As a big hatchback, the car sits between the dimensional norms of the market’s C- and D-segments. It’s roomier in the back than a typical hatchback and, although not quite rivalling the likes of the Skoda Octavia or Honda Civic for outright space, it has good everyday practicality and carrying versatility.
But the space isn’t what will strike you about this interior at first. Instead, it’ll be Cupra’s imaginative application of colour and trim around the cockpit and its particularly bold ambient lighting features. Our test car came with ‘petrol blue’ leather with copper-coloured stitching and trim decor, a more subtle and rich combination than you might think, and one whose appeal to the eye really develops as light levels change. It attracted compliments almost universally from our testers.
You can’t fail to miss the strip of coloured ambient lighting running across the base of the Formentor’s windscreen and into either door. The illumination here is colour selectable and changes with the drive mode; and while it can seem a little overly bright and distracting at night, it adds just enough visual drama to the cabin once you’ve gone to the trouble of picking a shade and intensity for it that you like. It also doubles up to draw the eye to your mirrors, with a yellow visual accent, as cars enter your blindspot, which is a clever bit of technological synergy.
The VW Group’s fully digital 10.3in instrument console features as standard on all Formentors, as does a 12.0in touchscreen infotainment set-up. The former we like, thanks to plenty of configurability and not too much contrived visual flourish in the instrument layout; while the latter divides opinions a little more, not least because the physical controls that it offers for the adjustment of heater temperature and audio volume aren’t backlit so they’re as good as useless after dark.
There are a few places in which the material quality of the Formentor’s interior doesn’t quite match its ambitions, at the lower levels of the fascia and on the centre console, mostly. Even so, few would have bet on a brand spun off from Seat three years ago to produce an interior as rich, imaginative and inviting as this.

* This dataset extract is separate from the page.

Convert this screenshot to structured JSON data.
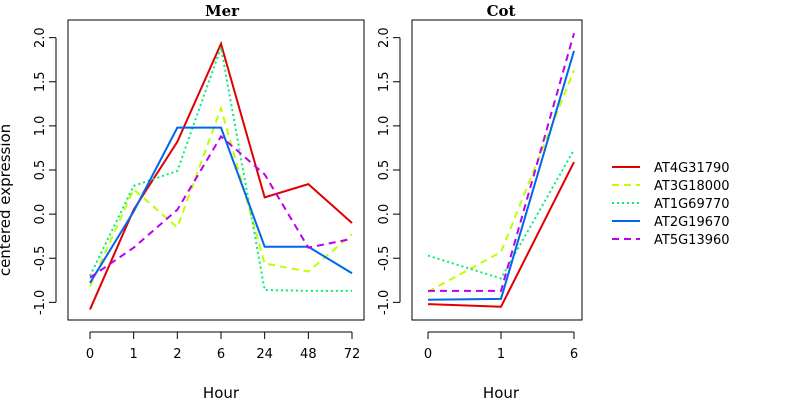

Cupra Formentor infotainment and sat-nav
The Formentor gets the VW Group’s third-gen MIB infotainment architecture, which is made up of a 12.0in colour touchscreen system with a limited amount of gesture control, and a few physical ‘slider’ controls immediately underneath to adjust heater temperature and audio volume (which ought to be backlit but aren’t). In the Formentor, digital instruments are standard.
The system cleverly overlays on its display screen permanent shortcut functions that can be used to hop between menus easily, or to perform routine functions like adjusting the ventilation or turning on a seat heater with one touch. As far as systems that insist on putting these controls through the touchscreen set-up go, it works well, but some testers would still have preferred easier to find physical controls.
Display clarity is good, navigation mapping is conveyed simply and neatly, and the system doesn’t seem to need much thinking time, although it did appear to rely on an unusually firm press on the screen to register an input. It comes with a 12-month subscription for networked navigation functionality.